There was also something else. As a black man, I have read about all the things that America has done to black people because America didn't see us as humans. One of those is forced sterilization.
It has been used to control the population of black people as well as others that America was suspicious of, including Asian Americans, Mexican Americans, Indigenous peoples and prisoners. A lot of this has even happened in my so-called liberal home state of California, and I'm not talking about ancient history.
So even though I knew this was a personal decision, I had to reckon with the fact that for some black people, me submitting to a vasectomy is a loss and giving in to a country trying to destroy black masculinity. I had to reckon with the fact that for some white people, one less sterile black man is a part of America being great again. Once again in my life, I had to reckon with the fact that America has a funny way of making white people feel like individuals while making people of color feel like we are forever members of a group.
But I know that if I always play into America's narrative of blackness, and if every decision that I make is always in response to that narrative, then I wouldn't really be living at all. This vasectomy is about my life and my family. And yes, technically I could have it reversed, but from what I've learned, that surgery is way worse than getting a vasectomy.
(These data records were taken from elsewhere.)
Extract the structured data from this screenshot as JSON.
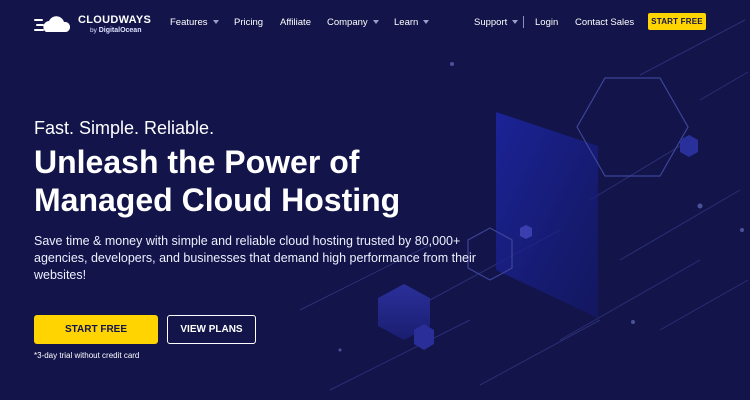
{
  "brand": {
    "name": "CLOUDWAYS",
    "by": "by",
    "parent": "DigitalOcean"
  },
  "nav": {
    "items": [
      {
        "label": "Features",
        "dropdown": true
      },
      {
        "label": "Pricing",
        "dropdown": false
      },
      {
        "label": "Affiliate",
        "dropdown": false
      },
      {
        "label": "Company",
        "dropdown": true
      },
      {
        "label": "Learn",
        "dropdown": true
      }
    ],
    "right_items": [
      {
        "label": "Support",
        "dropdown": true
      },
      {
        "label": "Login",
        "dropdown": false
      },
      {
        "label": "Contact Sales",
        "dropdown": false
      }
    ],
    "cta_label": "START FREE"
  },
  "hero": {
    "tagline": "Fast. Simple. Reliable.",
    "headline_line1": "Unleash the Power of",
    "headline_line2": "Managed Cloud Hosting",
    "description": "Save time & money with simple and reliable cloud hosting trusted by 80,000+ agencies, developers, and businesses that demand high performance from their websites!",
    "primary_cta": "START FREE",
    "secondary_cta": "VIEW PLANS",
    "trial_note": "*3-day trial without credit card"
  },
  "colors": {
    "background": "#12144a",
    "accent": "#ffd400",
    "text": "#ffffff"
  }
}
It is around two to four hours, much more complicated, requires general anesthesia, and worst of all it isn't covered by my insurance!
So, I went ahead with it. I scheduled the surgery. I chose to do it now because at the same time I was considering it, I was also working on a very special episode of "United Shades of America" in Jackson, Mississippi.
I spent a week in Jackson learning about the fight for reproductive justice. It is an episode filled with mostly black women who, although they are well aware of the redness of their state's politics, are unfettered in their struggle to make their state recognize each woman's human, civil, and reproductive rights. It may sound intense, but it was also incredibly inspiring, and inspiringly filled with laughter.
If those badass women can stand up in the face of all that, then I can lie down for a ten minute surgery. And in an effort to get more men to talk about their private parts in healthy and helpful ways, we filmed the whole surgery -- you can watch it right at the top of this page.
Spoiler alert: It was way easier than a root canal.